Eddie’s Sweet Shop (105-29 Metropolitan Avenue, Queens, 718-520-8514), in Forest Hills, is over a century old—and looks it. The dark, mahogany booths and marble counter—lined with uncomfy stools that have forgotten how to swivel—somehow make the old-fashioned thick milkshakes and sundaes taste better. The ice cream is made in-house, and it’s not uncommon to see three, or even four, generations of Queens residents perching at a table, introducing the youngest member of the clan to some mountainous ice cream treat.

In the most remote corner of Staten Island lingers a Bavarian beer hall so authentic that you could drop a Kraut into the middle of it, and she’d think she was in Düsseldorf. The bar at Killmeyer’s (4256 Arthur Kill Road, Staten Island, 718-984-1202) boasts carvings more than 150 years old, and there’s a beer garden out back, where, weather permitting, you can wash down schnitzels and sausages with such arcane German taps as Köstritzer Black Lager.

Long before we fetishized paninis, porchetta, and prosciutto, we were fond of Italian-American food, with its unfettered use of tomato sauce and ground beef. Return to those days at Bamonte’s (32 Withers Street, Brooklyn, 718-384-8831), an old frame house that shakes every time a truck goes by overhead on the BQE. The eggplant rollatini and baked clams are to die for, and, as you dine, a quartet of priests may be enjoying their meal at the next table.

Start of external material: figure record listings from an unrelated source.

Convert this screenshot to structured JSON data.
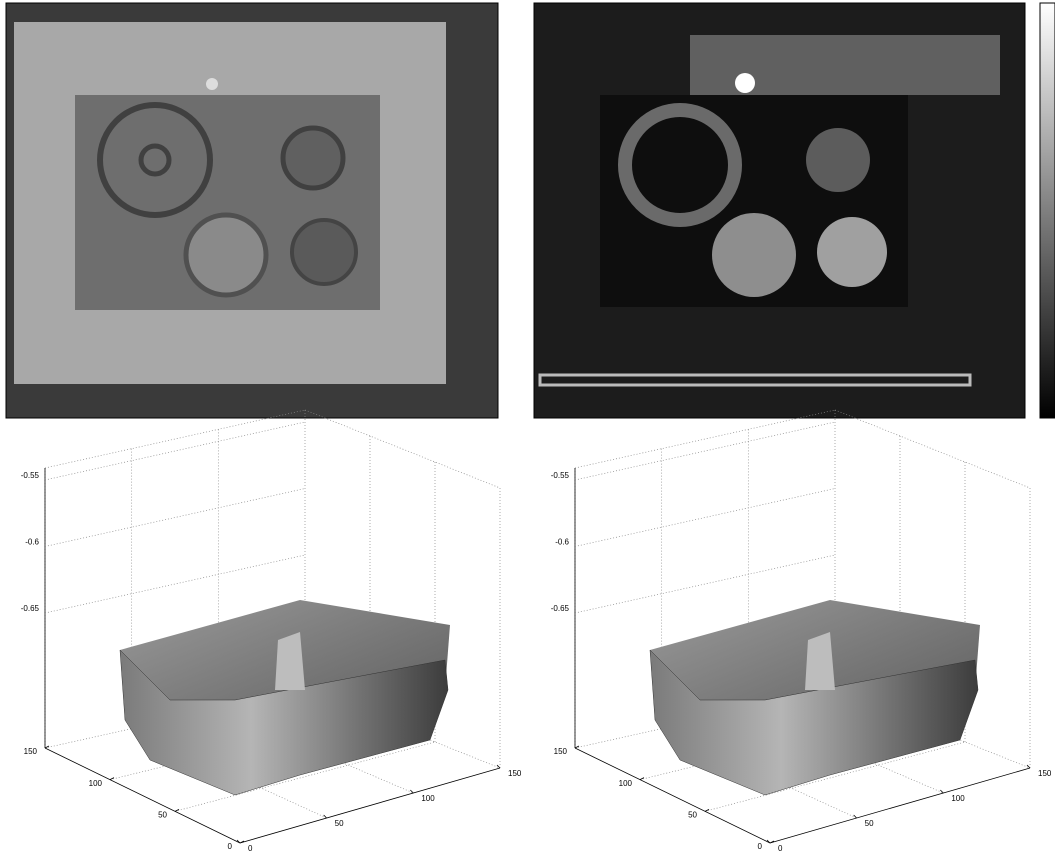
{
  "surface_plots": [
    {
      "z_ticks": [
        -0.55,
        -0.6,
        -0.65
      ],
      "y_ticks": [
        150,
        100,
        50,
        0
      ],
      "x_ticks": [
        0,
        50,
        100,
        150
      ]
    },
    {
      "z_ticks": [
        -0.55,
        -0.6,
        -0.65
      ],
      "y_ticks": [
        150,
        100,
        50,
        0
      ],
      "x_ticks": [
        0,
        50,
        100,
        150
      ]
    }
  ]
}
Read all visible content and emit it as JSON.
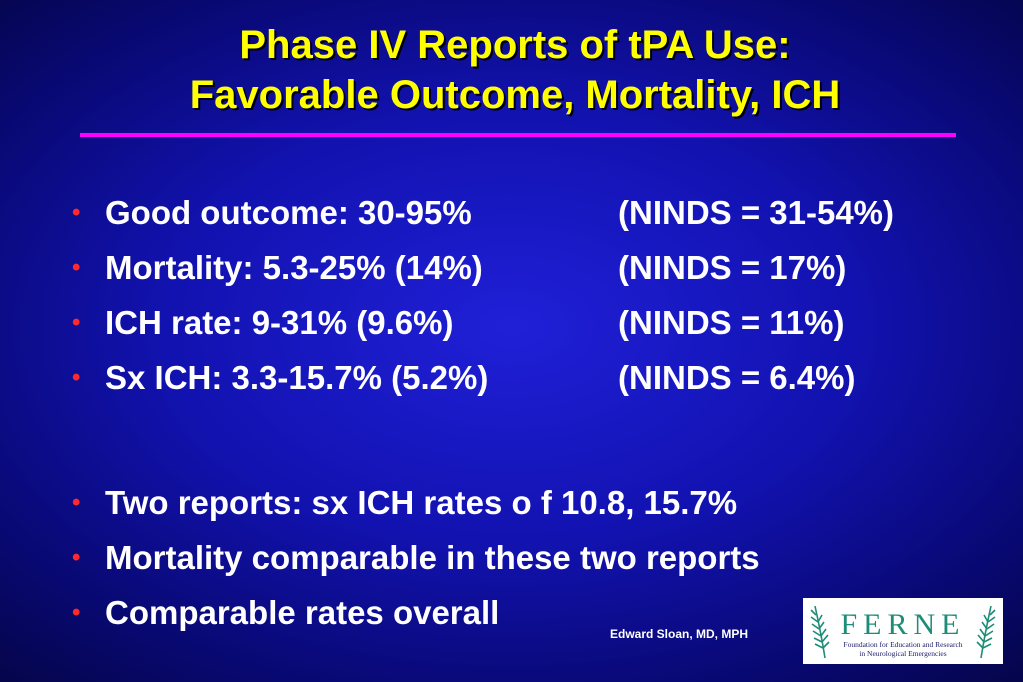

When Delmonico’s (56 Beaver Street, 212-509-1144) debuted in 1837, it was the city’s first restaurant. Its current location is actually the third incarnation, but it still dates to a century and a half ago. Go to enjoy some antique restaurant architecture and the 19th-century feel of the surrounding streets. This is the place where restaurant classics like lobster Newburg and the Delmonico steak were first invented—even though the contemporary menu no longer contains original bestsellers like turtle soup, bear steak . . . or beaver tail.